Philip Green’s Arcadia rejects Frasers’ offer of ‘lifeline’ loan

Manequins are seen in the window of a Topshop store in Liverpool, Britain

LONDON (Reuters) – Philip Green’s struggling British fashion group Arcadia has turned down rival Frasers Group’s offer of a “lifeline” loan of up to 50 million pounds ($67 million), sportswear retailer Frasers, controlled by Mike Ashley, said on Monday.

Arcadia owns the Topshop, Topman, Dorothy Perkins, Wallis, Miss Selfridge, Evans, Burton and Outfit brands, trading from over 500 stores and employing over 13,000 people.

Its sales have been hammered by the COVID-19 pandemic and Sky News reported on Friday that it could go into administration as soon as Monday.

Arcadia said on Friday it was working on a number of “contingency options” to secure the future of its brands. If the group does enter administration, it will be the biggest British retail casualty of the pandemic so far.
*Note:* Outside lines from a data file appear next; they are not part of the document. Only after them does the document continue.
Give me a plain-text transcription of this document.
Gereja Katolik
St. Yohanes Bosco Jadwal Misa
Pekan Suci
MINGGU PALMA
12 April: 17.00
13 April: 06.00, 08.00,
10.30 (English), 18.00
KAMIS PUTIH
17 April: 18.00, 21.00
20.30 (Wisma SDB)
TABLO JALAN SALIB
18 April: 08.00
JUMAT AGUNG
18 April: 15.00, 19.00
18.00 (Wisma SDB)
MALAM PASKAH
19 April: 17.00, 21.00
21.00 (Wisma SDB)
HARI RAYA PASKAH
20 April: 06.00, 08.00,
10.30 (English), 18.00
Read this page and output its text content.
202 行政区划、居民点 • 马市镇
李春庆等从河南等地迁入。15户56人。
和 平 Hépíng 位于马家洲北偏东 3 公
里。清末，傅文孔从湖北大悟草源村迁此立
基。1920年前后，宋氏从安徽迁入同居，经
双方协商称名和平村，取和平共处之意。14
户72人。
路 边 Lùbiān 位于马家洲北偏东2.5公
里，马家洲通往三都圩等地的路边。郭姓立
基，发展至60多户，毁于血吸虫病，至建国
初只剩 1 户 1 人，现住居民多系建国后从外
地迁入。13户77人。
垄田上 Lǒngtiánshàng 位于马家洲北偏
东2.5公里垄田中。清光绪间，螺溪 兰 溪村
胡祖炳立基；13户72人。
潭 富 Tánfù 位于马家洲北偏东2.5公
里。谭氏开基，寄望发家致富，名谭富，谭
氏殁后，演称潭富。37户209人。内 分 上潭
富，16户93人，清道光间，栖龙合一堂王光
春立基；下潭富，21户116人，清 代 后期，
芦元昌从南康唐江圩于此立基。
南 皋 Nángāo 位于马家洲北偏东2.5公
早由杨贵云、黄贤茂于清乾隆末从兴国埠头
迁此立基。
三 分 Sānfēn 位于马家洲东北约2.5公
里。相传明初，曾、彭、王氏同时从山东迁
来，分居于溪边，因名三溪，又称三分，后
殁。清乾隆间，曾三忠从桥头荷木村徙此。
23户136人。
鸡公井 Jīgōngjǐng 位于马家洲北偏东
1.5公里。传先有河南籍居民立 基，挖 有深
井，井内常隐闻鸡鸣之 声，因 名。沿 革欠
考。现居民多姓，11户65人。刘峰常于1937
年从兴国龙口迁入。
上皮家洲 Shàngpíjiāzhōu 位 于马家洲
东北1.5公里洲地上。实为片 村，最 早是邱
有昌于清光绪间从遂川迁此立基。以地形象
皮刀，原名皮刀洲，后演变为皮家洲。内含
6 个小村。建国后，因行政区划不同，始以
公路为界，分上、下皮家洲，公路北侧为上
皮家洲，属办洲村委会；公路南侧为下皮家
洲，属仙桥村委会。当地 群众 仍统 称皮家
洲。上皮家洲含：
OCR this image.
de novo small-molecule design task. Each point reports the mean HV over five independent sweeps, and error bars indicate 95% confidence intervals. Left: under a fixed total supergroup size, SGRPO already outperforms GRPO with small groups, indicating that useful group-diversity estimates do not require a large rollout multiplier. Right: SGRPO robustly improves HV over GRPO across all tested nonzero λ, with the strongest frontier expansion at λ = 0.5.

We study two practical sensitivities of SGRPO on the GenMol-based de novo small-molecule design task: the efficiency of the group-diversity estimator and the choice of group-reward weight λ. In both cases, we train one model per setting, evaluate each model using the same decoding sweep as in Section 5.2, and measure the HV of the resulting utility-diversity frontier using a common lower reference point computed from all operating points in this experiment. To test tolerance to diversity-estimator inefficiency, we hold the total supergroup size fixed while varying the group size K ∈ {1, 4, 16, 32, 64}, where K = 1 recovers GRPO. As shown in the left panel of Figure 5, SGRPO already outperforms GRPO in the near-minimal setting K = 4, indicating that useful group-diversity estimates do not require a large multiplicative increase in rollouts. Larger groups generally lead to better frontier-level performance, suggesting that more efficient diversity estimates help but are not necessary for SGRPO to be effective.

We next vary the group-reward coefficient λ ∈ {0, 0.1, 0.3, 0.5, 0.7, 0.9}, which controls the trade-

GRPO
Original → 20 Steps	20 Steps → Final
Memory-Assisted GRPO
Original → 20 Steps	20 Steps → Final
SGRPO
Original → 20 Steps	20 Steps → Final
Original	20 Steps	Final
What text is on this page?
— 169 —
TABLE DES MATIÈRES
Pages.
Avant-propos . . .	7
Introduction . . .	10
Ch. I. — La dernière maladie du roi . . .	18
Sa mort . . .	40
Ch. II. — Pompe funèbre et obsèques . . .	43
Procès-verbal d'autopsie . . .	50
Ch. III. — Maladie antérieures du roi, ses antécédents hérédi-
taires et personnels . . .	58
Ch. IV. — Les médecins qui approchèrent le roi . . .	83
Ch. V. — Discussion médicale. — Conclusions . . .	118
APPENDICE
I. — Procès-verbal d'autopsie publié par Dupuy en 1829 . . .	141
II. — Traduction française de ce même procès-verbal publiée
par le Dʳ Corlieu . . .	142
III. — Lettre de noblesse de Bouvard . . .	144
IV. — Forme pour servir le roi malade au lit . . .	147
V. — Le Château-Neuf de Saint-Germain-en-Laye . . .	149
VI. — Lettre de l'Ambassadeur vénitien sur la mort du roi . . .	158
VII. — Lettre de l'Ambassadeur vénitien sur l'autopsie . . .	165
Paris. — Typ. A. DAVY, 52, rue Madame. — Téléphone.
“Frasers Group were not given any reasons for the rejection (of the loan) nor did Frasers Group have any engagement from Arcadia before the loan was declined,” Frasers said.
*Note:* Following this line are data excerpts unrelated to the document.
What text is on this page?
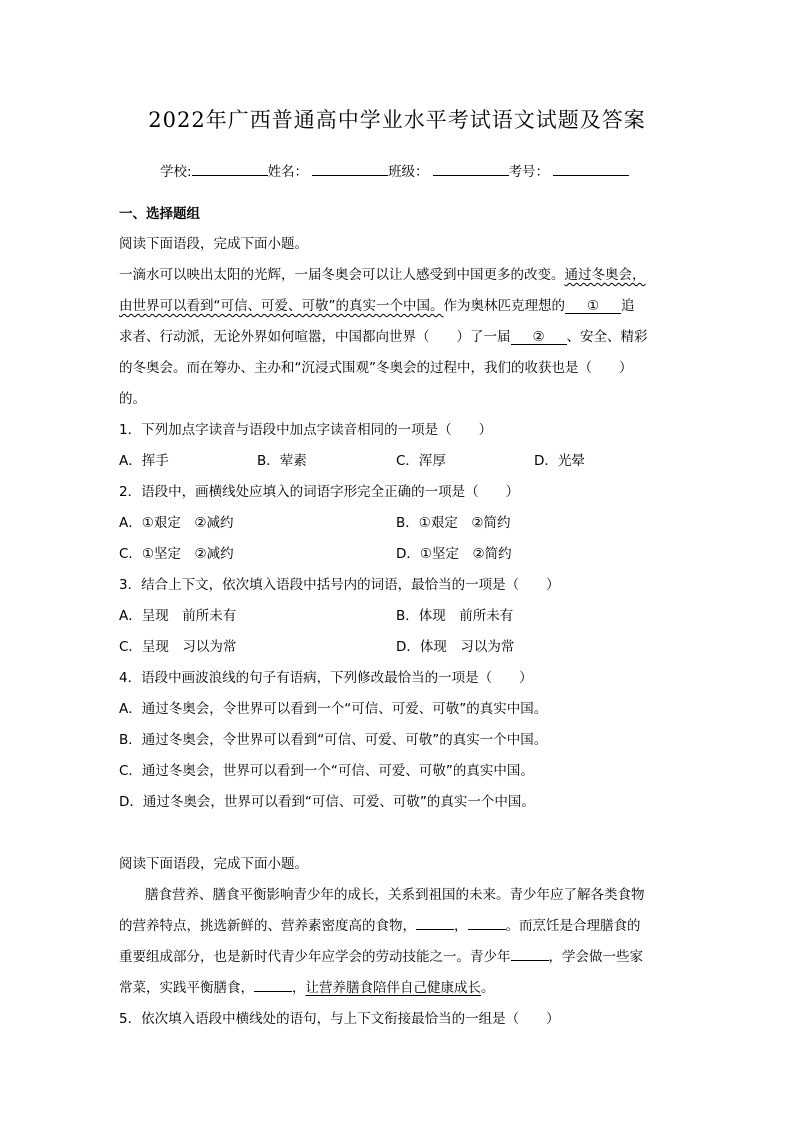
2022年广西普通高中学业水平考试语文试题及答案
学校:	姓名：	班级：	考号：
一、选择题组
阅读下面语段，完成下面小题。
一滴水可以映出太阳的光辉，一届冬奥会可以让人感受到中国更多的改变。通过冬奥会，
由世界可以看到“可信、可爱、可敬”的真实一个中国。作为奥林匹克理想的 ① 追
求者、行动派，无论外界如何喧嚣，中国都向世界（　　）了一届 ② 、安全、精彩
的冬奥会。而在筹办、主办和“沉浸式围观”冬奥会的过程中，我们的收获也是（　　）
的。
1．下列加点字读音与语段中加点字读音相同的一项是（　　）
A．挥手	B．荤素	C．浑厚	D．光晕
2．语段中，画横线处应填入的词语字形完全正确的一项是（　　）
A．①艰定　②减约	B．①艰定　②简约
C．①坚定　②减约	D．①坚定　②简约
3．结合上下文，依次填入语段中括号内的词语，最恰当的一项是（　　）
A．呈现　前所未有	B．体现　前所未有
C．呈现　习以为常	D．体现　习以为常
4．语段中画波浪线的句子有语病，下列修改最恰当的一项是（　　）
A．通过冬奥会，令世界可以看到一个“可信、可爱、可敬”的真实中国。
B．通过冬奥会，令世界可以看到“可信、可爱、可敬”的真实一个中国。
C．通过冬奥会，世界可以看到一个“可信、可爱、可敬”的真实中国。
D．通过冬奥会，世界可以看到“可信、可爱、可敬”的真实一个中国。
阅读下面语段，完成下面小题。
膳食营养、膳食平衡影响青少年的成长，关系到祖国的未来。青少年应了解各类食物
的营养特点，挑选新鲜的、营养素密度高的食物，	，	。而烹饪是合理膳食的
重要组成部分，也是新时代青少年应学会的劳动技能之一。青少年	，学会做一些家
常菜，实践平衡膳食，	，让营养膳食陪伴自己健康成长。
5．依次填入语段中横线处的语句，与上下文衔接最恰当的一组是（　　）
Arcadia declined to comment.

Earlier on Monday, Frasers said that, should Arcadia Group enter into administration, it would be interested in participating in any sale process.

Topshop, once the go-to destination for teenagers and fashion lovers, is regarded by analysts as Arcadia’s most attractive brand.

Media reports have also identified retailers Marks & Spencer, Next and Boohoo, as well as private-equity players, as potential bidders for individual brands.